"I thought all the excitement was over," said Alicia languidly.
"Oh, no. There was a riot in the streets last night, and they arrested some popular favourite and took him to prison. The mob's furious, and the police are afraid of a disturbance when he's brought before the magistrate this morning. Then Mr. Medland is to arrive at twelve o'clock, and they're afraid of another riot then. Sir Robert was here at half-past eight, and at his request the Governor authorised calling out the Mounted Volunteers to keep order. Lord Eynesford says he'll go with them. Do get up," and Eleanor went off, eager to hear the latest news. The present situation was justifying her tenacious opinion that new communities were interesting.
In spite of her many inquiries, her intelligence was not quite the latest. The police had stolen a march on the crowd, and Big Todd had been quietly brought before the seat of justice at nine o'clock, remanded for a week, and carried off to the prison, which was situated outside the town, about half-a-mile beyond Government House. The van containing the captive had rolled unsuspected through the streets, and it was not till the crowd had waited an hour outside the court that the secret leaked out. The outwitted men were in a fury. The mounted police lined the sides of the street, and their impassive demeanour
seemed to rouse the mob to fresh anger. There had been a plan to rescue Big Todd, now it was too late, and men looked at one another in sullen wrath. The crowd drifted off towards the railway station, thinking to welcome Medland. The Mounted Volunteers were on guard there. They saw Kilshaw at the head of his company and hailed him with a groan. Behind the ranks, the Governor sat on his horse, flanked by his aides-de-camp and talking to Sir Robert Perry. No one was allowed within the station-yard, every one was compelled to move about, the preparations were complete, to riot would be to run against a stone wall.
Suddenly an idea, a suggestion, flew through the crowd.
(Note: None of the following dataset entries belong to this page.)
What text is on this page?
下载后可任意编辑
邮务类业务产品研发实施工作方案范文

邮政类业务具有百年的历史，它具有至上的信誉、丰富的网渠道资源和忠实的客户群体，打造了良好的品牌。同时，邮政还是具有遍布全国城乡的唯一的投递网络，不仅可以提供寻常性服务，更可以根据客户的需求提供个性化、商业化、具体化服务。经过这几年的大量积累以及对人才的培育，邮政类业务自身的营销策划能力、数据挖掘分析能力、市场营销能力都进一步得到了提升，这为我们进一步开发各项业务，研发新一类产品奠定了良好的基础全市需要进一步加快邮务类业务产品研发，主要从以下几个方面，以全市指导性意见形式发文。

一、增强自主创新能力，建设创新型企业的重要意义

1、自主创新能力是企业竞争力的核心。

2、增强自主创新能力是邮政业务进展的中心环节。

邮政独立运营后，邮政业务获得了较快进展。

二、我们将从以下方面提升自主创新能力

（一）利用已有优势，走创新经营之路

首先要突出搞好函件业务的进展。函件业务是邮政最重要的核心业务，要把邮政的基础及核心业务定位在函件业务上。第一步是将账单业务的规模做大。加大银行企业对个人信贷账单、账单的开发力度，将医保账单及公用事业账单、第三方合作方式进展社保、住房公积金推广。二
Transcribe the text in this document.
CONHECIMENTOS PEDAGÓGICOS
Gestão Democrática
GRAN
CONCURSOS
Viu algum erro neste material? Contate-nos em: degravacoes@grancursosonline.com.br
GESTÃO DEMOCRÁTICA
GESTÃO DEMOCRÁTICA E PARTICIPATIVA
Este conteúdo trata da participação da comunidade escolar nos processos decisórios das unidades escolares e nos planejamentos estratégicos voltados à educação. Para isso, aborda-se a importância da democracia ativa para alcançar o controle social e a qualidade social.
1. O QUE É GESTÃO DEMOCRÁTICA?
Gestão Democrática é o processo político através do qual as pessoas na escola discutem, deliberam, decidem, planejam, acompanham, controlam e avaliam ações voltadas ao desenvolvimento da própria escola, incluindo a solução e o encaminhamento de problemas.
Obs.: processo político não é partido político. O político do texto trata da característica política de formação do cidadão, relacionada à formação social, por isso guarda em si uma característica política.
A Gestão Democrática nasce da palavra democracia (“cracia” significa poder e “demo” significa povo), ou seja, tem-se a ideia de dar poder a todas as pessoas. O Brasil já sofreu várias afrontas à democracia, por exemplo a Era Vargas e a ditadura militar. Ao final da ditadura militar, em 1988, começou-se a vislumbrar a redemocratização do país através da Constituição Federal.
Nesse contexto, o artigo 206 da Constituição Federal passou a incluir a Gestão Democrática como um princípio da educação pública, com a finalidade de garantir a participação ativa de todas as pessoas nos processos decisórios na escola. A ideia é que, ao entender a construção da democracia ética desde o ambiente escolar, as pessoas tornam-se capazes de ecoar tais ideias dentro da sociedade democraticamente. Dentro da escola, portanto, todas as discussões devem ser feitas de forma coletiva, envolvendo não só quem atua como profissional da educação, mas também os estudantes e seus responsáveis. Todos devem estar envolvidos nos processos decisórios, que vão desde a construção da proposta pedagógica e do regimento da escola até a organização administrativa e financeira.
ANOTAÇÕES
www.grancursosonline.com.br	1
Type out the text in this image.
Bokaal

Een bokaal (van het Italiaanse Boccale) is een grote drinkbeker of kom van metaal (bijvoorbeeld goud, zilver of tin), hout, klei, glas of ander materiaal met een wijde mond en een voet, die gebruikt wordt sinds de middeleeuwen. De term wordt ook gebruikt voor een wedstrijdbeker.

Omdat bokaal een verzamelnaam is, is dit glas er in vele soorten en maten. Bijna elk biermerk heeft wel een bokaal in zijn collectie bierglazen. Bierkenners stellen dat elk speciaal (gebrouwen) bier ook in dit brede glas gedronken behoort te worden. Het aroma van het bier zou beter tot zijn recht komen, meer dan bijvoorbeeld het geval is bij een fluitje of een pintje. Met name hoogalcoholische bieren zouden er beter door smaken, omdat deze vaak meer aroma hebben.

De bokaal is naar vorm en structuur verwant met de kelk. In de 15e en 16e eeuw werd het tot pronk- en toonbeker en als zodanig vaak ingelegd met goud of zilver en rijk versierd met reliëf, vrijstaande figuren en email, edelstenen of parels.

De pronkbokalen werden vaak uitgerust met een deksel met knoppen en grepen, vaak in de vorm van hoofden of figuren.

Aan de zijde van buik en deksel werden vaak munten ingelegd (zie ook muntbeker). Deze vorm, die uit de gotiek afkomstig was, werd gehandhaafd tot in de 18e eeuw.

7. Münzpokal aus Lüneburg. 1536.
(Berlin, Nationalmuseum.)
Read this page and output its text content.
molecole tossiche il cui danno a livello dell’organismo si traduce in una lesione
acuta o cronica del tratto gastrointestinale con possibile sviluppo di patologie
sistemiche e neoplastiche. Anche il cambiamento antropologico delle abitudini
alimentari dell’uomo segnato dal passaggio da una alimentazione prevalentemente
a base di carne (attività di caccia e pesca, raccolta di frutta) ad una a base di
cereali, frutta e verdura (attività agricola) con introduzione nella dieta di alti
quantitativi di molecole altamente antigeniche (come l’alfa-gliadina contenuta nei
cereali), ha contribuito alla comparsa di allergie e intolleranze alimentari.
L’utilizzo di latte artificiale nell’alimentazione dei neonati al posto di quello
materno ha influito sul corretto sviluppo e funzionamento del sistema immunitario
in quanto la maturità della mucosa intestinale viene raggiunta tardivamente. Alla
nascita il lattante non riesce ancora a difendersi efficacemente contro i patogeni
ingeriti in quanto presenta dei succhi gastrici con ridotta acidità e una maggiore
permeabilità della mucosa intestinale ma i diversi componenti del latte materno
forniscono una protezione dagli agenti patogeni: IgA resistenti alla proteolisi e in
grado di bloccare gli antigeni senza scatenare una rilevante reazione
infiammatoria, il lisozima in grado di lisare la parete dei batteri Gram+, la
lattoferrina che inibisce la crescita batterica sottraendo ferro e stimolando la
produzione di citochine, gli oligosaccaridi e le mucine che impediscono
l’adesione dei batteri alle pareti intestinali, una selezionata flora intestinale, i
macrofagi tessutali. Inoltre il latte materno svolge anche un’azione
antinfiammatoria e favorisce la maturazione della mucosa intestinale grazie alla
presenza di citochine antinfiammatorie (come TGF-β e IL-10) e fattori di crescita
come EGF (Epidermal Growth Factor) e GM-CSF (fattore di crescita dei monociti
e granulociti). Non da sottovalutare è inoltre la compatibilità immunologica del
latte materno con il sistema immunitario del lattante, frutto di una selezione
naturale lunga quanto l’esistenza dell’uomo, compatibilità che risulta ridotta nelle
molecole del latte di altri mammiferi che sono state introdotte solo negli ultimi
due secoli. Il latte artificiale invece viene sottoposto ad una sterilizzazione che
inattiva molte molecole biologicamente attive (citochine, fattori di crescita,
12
It was greeted with surly smiles and emphatic nods. To the surprise of the officers and of the Governor, the crowd began to melt away. Splitting up in twos and threes, it sauntered off, as if it had made up its mind to submit quietly to the inevitable. Soon only women and children were left, and the Governor began to feel that the array of force was almost ridiculously out of proportion to the need. The whole thing was, as Captain Heseltine regretfully observed, "fizzling out," and he proposed to go home to lunch.
Medland's train arrived half-an-hour later, and he came out of the station, looking round in surprise at the martial aspect of the scene. Then he smiled.
"We look rather asses," whispered Heseltine. "I wonder if they did it on purpose."
Medland came down the steps and found himself almost face to face with Kilshaw. The ex-Premier was smoking a cigar, and he took it out of his mouth, in order to smile more freely.
"If," he said to Kilshaw, "it's not dangerous to public order, I should like a cab."